A court has the discretion to reduce an award of attorneys' fees to account for a party's limited success. Hensley, 461 U.S. at 437, 103 S.Ct. 1933;B.R. ex rel. Rempson v. District of Columbia, 802 F.Supp.2d 153, 164–65 (D.D.C.2011); Lopez v. District of Columbia, 383 F.Supp.2d 18, 22–23 (D.D.C.2005). When awarding fees for a partially successful plaintiff, it is crucial to first determine whether the claims on which the plaintiff prevailed are related to those claims on which the plaintiff did not succeed. See Hensley, 461 U.S. at 434–35, 103 S.Ct. 1933. If the claims “involve a common core of facts” or are based on “related legal theories,” [m]uch of counsel's time will likely be devoted to the litigation as a whole, making it difficult to divide the hours on a claim-by-claim basis.” Id. at 435, 103 S.Ct. 1933. Accordingly, the court should “focus on the significance of the overall relief obtained by plaintiff in relation to the hours that counsel reasonably expended on the litigation.” Id.; see id. at 436–37, 103 S.Ct. 1933 (“There is no precise rule or formula for making these determinations. The district court may attempt to identify specific hours that should be eliminated, or it may simply reduce the award to account for the limited success.”).

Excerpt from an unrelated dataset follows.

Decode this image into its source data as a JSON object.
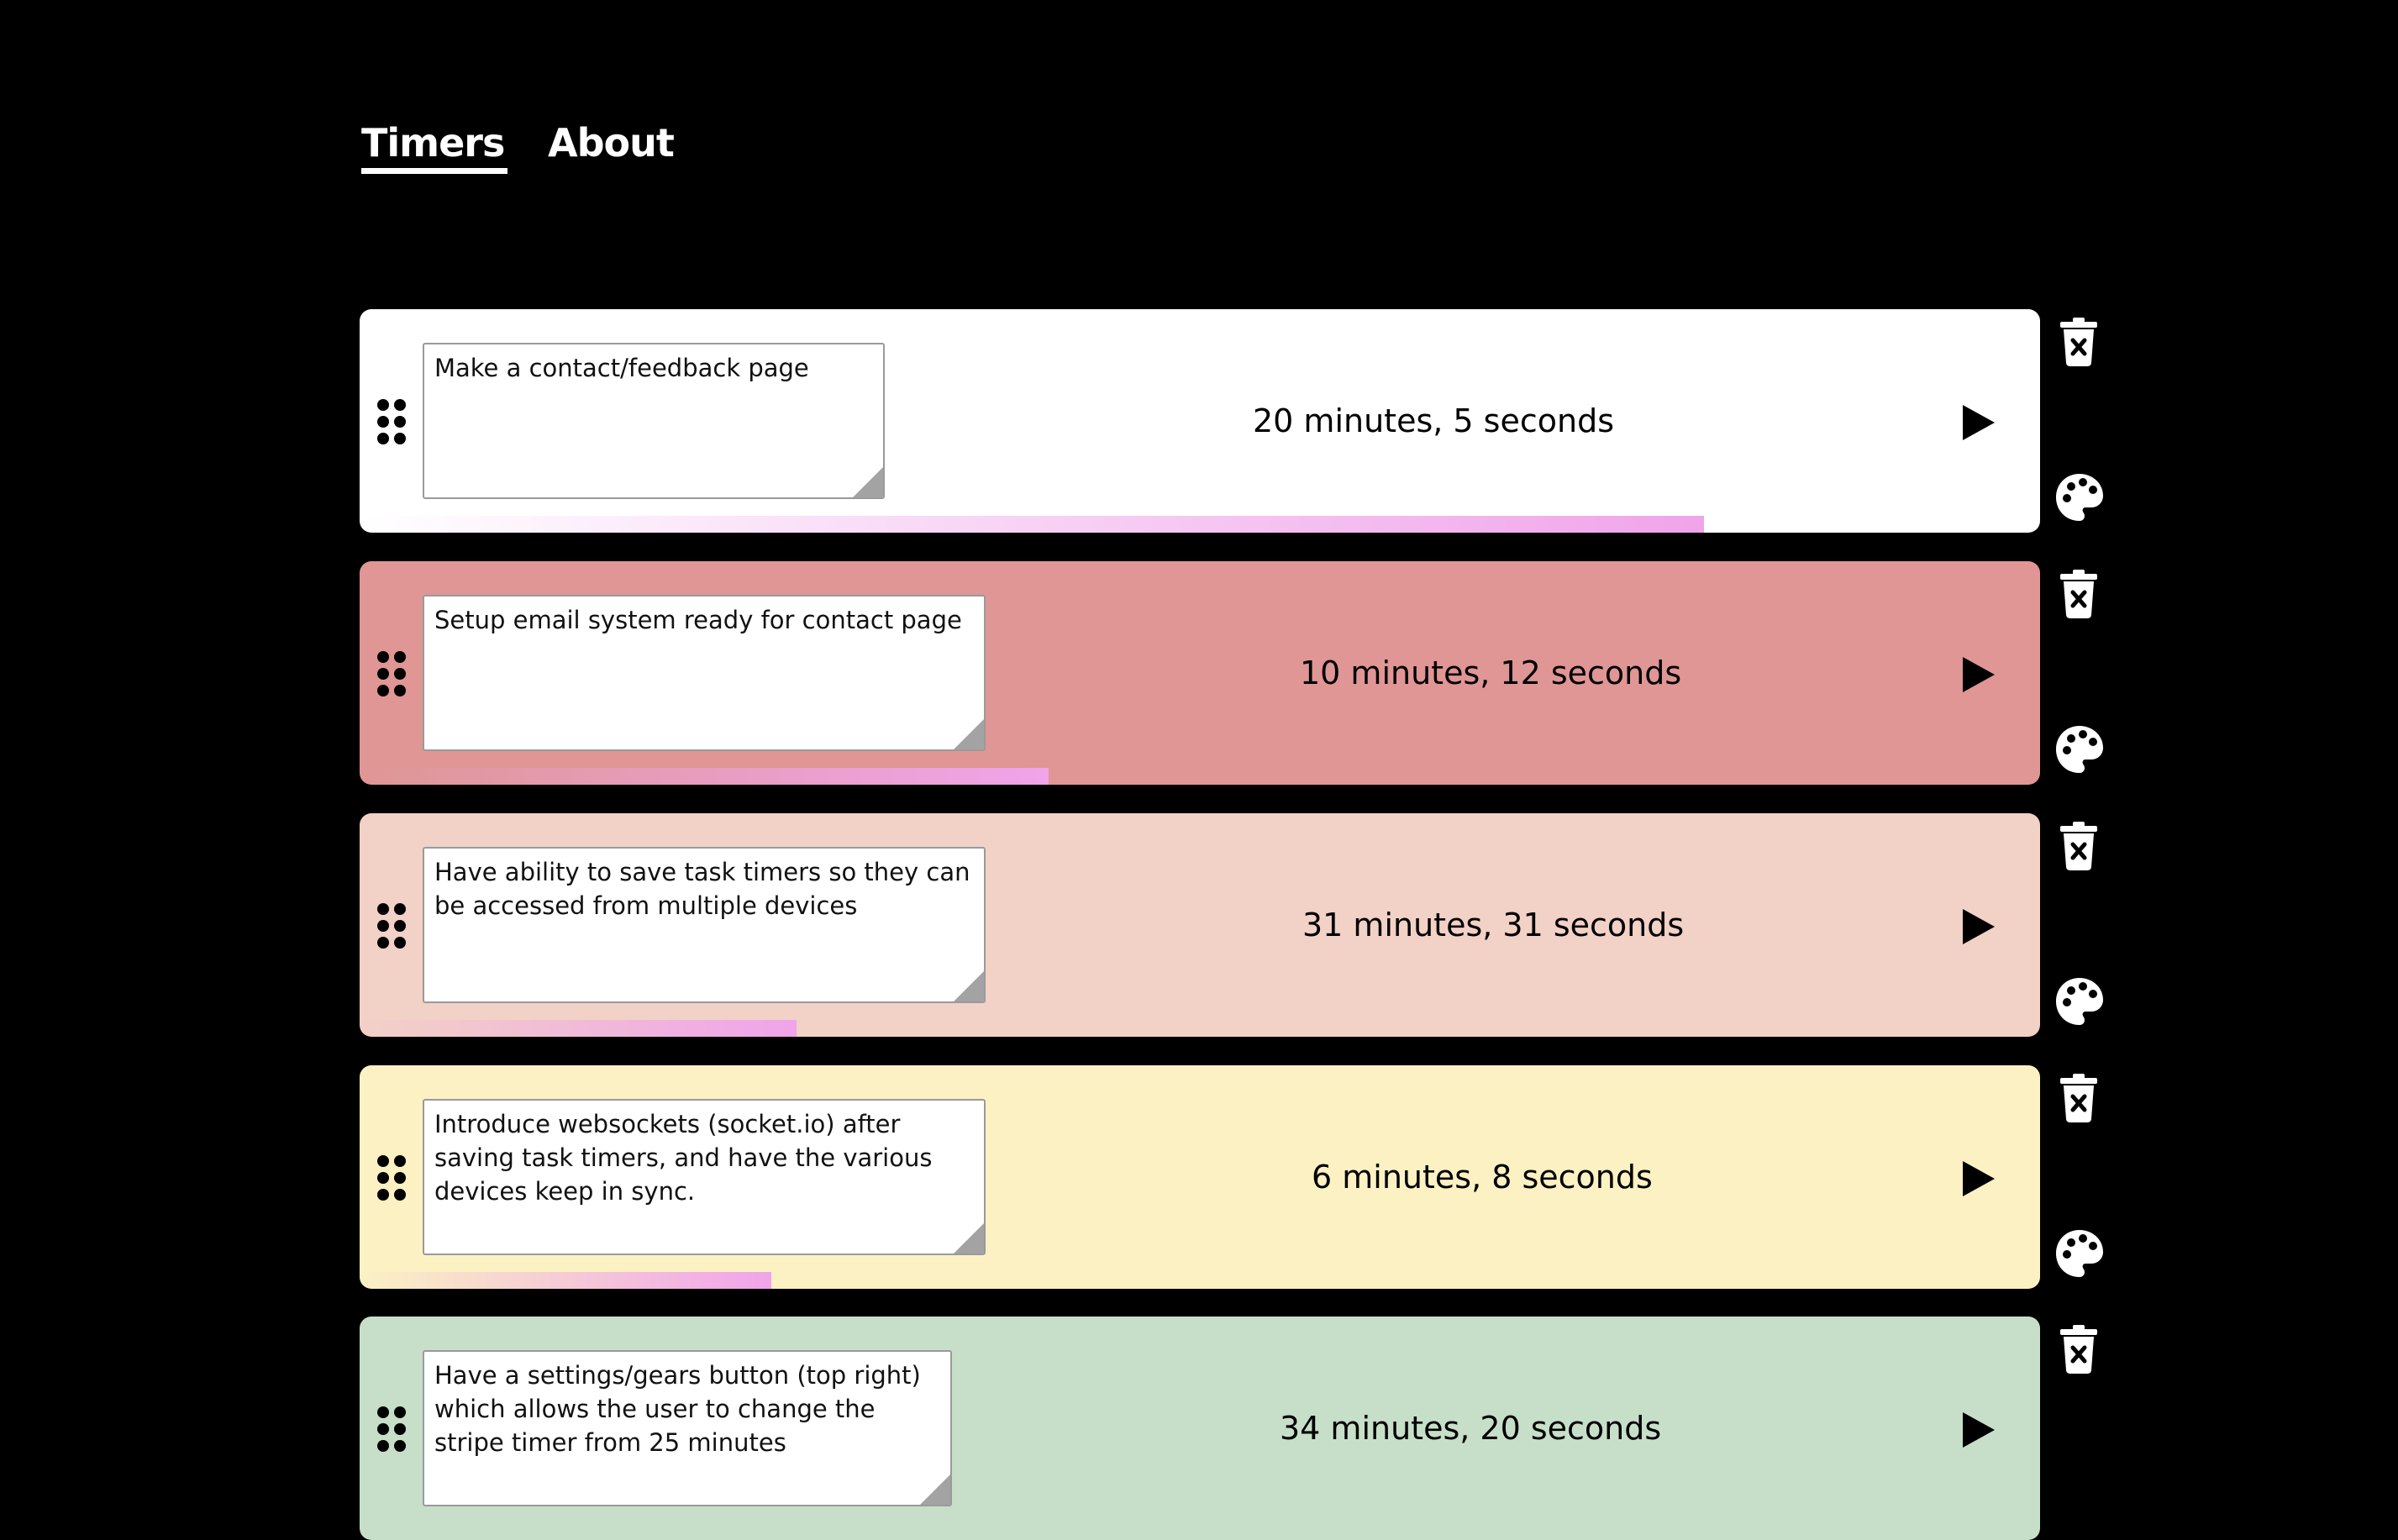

Here, several plaintiffs received a large proportion of the relief they had originally sought. For example, although an administrative officer concluded that S.M. was not denied a FAPE, S.M. was successful in his request to obtain home-schooling. Compl., Ex. 13 at 6. Similarly, a hearing officer concluded that M.J. was not necessarily denied a FAPE but nevertheless concluded that M.J. might have been denied certain special education services and required that DCPS investigate the matter and provide compensatory education if necessary. Id., Ex. 9 at 11–12. D.K. received an order requiring DCPS to conduct a neuropsychological evaluation and convene a multidisciplinary team (“MDT”) to review and revise D.K.'s individualizededucation program (“IEP”). Id., Ex. 11 at 2–3.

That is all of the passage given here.